The problem is that users see missing features which were in 3.5 as bugs. They don’t care that it is because the code is completely different, all they see is that the feature used to be there and no longer is. And thus they expect those features to be readded in bugfix releases. Feature regressions are something which should not be taken lightly.
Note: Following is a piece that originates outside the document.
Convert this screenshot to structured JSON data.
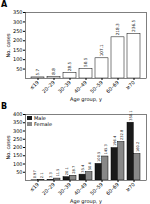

4.1 is even missing some features from 4.0 (!), like the Plasma tooltips (except if you use the Fedora packages, I backported the tooltip manager from 4.2 even before 4.1.0 was released - the code was out there in time for 4.1, the only reason it didn’t make it in is your inflexible release schedule) or like multi-line taskbars (which were added to 4.0 in 4.0.2, in the upstream backport series you did for 4.0, then got lost from the trunk before 4.1 in some rewrite). This sort of things is extremely frustrating to users and packagers.
Nice Report, your Site is always worth looking at for news about Projects as KDE4 etc.
Great work!
thanx!
I have kde4.1.2 on my HD but I don’t use it very often, at the moment Gnome is my Desktop of choice. But I’m still observing the evolution of KDE4 until it is ready for a fluent workflow.
What I miss the most is a good skin for gnome-apps under KDE4 - they look ugly and too simple…
So I installed gtk-kde4 now, lets see what this brings…
]andy[
Piotr, thanks for another great entry. Your articles about the cutting edge of KDE4 are always a godsend.
As a half-Slav I hope you’ll accept a quick tip from me, that “that” (że) in English is very rarely followed by a comma, except in contrived sentences like this
s/followed/preceded/
To be 100% exact, that’s only second article of Piotr on KDE4, the previous one being KDE4 Devel Live-CD Review: Work in Progress from 25 April 2007.
You probably remembered the articles by Korneliusz Jarzębski who used to write a lot on KDE4 between February and June this year. Korneliusz took a break from writing but we have other authors willing to cover KDE. Soon you can expect a series of articles about KDE 4.2 apps by Tomasz Dudziak, so stay tuned and subscribe to our RSS!
Borys Musielak
PolishLinux.org founder
it’s really cool that he’s writing these; we miss Jarzebski! still, there are some fairly unfortunate errors in this article; if he’d like someone to fact check articles without publicly releasing his text, Piotr (or whomever) could send their text either to me or to kde-ev-marketing at kde dot org.